Researchers from Boston Children's Hospital's Manton Center for Orphan Disease Research, Harvard, and OpenAI used the o3 Deep Research reasoning model to reanalyze 376 previously unsolved rare-disease cases, and after expert review and clinical confirmation established 18 new diagnoses, an additional diagnostic yield of 4.8% on cases that had already survived multiple commercial and institutional pipelines. The study was published June 18 in NEJM AI. The framing is deliberately narrow: the model never diagnosed a patient. It acted as an explanation-first reasoning layer on top of existing genomic pipelines, producing evidence-linked hypotheses that connected clinical features, inheritance pattern, variant evidence, and the scientific literature into a justification a human reviewer could interrogate.
The workflow fed the model a de-identified packet per case: standardized Human Phenotype Ontology terms, occasional clinician notes, metadata such as age and sex, and a filtered variant table carrying each variant's rarity, predicted protein effect, ClinVar classification, and signal quality across family members, with most cases including the child and both biological parents. Reviewers scored candidate explanations using the same ACMG and AMP framework clinical labs use, at least two reviewers per candidate, disagreements resolved by consensus, and a finding counted as a diagnosis only after a CLIA-certified lab confirmed the variant. Before touching unsolved cases the team calibrated on solved ones: the model recovered the correct gene and variant in 48 of 51 mixed rare-condition cases, 45 of 57 neuromuscular cases, and named the correct gene in all 15 long-read cases. Self-reported confidence tracked correctness, with a mean minimum score of 85.6 for consistently correct calls versus 42.1 for incorrect or unknown ones, though the team stressed these were not calibrated probabilities.
Yields varied by cohort, from 10% in neurodevelopmental cases and 13.3% in a small early-psychosis group down to 1% in sudden unexpected pediatric death. Seven of the 18 were rediscoveries, diagnoses that existed elsewhere but were missing from the record the team reviewed, which underscores that much of the problem is synthesizing fragmented evidence rather than novel reasoning. The model also showed flexibility: in one early-psychosis case it inferred a 22q11.2 deletion from a run of low-quality calls on chromosome 22 plus the child's cardiac, immune, and neurodevelopmental features, later confirmed by follow-up sequencing. It surfaced digenic explanations the prompt did not ask for, and proposed a testable mechanistic hypothesis linking an S1PR1 deletion to vitiligo.

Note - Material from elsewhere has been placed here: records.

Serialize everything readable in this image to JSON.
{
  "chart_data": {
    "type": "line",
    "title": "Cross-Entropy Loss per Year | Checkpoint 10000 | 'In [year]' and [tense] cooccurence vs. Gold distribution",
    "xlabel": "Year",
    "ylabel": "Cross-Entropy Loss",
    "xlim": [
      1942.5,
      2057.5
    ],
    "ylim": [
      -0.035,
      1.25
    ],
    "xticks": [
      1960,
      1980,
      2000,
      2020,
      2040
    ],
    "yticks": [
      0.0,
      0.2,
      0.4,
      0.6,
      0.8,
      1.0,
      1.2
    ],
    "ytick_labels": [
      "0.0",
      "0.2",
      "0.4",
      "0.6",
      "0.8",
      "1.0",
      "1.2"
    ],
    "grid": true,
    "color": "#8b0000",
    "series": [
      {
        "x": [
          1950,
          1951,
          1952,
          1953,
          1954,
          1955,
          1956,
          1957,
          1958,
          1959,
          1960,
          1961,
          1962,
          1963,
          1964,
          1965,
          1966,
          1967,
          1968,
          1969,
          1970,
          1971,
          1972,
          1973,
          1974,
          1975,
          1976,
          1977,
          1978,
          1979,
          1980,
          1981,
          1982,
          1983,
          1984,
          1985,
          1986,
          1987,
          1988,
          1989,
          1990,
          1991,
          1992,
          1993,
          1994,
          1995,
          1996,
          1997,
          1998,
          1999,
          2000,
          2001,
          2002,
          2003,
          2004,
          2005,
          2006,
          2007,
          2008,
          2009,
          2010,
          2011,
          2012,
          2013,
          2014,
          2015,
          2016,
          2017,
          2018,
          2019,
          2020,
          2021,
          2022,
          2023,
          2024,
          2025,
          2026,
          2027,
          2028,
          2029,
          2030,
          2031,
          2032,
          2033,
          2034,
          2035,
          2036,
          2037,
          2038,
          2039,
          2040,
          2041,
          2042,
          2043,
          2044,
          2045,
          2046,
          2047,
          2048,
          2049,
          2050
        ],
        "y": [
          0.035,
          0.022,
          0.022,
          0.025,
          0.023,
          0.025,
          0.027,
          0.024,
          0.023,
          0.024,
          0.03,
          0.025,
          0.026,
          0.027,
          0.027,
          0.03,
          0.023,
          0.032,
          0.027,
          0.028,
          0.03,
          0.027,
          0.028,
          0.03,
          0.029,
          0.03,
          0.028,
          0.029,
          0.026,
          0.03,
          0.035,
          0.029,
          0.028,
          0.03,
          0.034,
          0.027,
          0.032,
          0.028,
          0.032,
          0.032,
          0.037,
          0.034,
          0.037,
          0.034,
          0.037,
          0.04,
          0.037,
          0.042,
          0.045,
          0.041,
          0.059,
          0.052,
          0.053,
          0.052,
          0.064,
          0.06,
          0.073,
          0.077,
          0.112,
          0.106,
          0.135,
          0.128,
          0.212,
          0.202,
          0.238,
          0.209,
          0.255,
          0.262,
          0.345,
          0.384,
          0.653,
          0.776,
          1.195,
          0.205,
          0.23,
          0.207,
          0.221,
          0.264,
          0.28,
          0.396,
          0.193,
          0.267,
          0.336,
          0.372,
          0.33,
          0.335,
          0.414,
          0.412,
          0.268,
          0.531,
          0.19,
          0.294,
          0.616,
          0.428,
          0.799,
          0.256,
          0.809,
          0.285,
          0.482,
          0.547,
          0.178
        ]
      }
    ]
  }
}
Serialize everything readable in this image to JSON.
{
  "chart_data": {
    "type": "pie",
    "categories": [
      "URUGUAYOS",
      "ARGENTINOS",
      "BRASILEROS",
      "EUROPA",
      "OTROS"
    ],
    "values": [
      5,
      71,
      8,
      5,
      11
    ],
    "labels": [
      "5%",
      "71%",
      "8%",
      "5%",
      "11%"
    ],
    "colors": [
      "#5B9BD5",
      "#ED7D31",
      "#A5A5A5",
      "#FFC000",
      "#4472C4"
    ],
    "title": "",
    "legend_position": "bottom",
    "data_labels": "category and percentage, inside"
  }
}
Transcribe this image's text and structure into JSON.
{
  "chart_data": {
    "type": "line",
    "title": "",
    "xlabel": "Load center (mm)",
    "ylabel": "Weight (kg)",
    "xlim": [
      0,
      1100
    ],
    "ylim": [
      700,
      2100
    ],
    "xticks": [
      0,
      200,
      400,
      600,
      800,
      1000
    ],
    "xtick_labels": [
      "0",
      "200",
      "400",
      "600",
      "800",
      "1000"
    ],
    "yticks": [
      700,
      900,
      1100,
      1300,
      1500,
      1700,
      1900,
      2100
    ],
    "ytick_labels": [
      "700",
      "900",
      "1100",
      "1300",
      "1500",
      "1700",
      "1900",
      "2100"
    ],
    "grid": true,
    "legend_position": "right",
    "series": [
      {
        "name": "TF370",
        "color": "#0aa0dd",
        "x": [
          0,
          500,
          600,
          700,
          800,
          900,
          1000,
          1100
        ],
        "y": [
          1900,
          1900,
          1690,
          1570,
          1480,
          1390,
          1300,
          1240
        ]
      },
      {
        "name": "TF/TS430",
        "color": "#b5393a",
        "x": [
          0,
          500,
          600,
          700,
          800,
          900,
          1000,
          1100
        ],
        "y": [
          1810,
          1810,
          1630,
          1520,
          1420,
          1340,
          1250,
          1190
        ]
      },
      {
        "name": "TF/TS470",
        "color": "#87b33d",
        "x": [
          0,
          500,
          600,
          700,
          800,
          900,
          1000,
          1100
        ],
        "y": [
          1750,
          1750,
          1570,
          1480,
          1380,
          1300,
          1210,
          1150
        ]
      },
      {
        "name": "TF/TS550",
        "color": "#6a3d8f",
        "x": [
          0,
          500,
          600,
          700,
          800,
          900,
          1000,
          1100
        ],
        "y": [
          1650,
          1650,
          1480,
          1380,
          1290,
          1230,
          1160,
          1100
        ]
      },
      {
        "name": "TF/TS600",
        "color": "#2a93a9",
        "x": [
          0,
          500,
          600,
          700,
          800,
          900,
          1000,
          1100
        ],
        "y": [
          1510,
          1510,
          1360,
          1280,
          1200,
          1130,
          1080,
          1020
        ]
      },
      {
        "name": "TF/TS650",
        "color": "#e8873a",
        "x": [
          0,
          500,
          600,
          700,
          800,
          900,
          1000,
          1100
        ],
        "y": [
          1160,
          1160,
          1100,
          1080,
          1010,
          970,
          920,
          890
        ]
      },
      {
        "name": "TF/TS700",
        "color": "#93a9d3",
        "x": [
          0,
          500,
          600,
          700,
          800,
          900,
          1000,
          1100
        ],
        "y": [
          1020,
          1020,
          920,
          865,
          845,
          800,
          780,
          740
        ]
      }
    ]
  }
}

The authors are careful about limits. The study was retrospective, cohorts were heterogeneous, reviewers were not blinded to model confidence, and the team measured no time saved, cost, or false-positive burden. They call for prospective, multi-center comparisons against standard practice with versioned prompts and audit logs. The Manton Center will lead the next stage through an OpenAI Foundation grant to build a platform-agnostic, low-cost genetics copilot. The result matters less as a capability headline than as a concrete template for AI-assisted reanalysis as a maintenance problem, since the same genome becomes newly interpretable every time the surrounding knowledge base moves.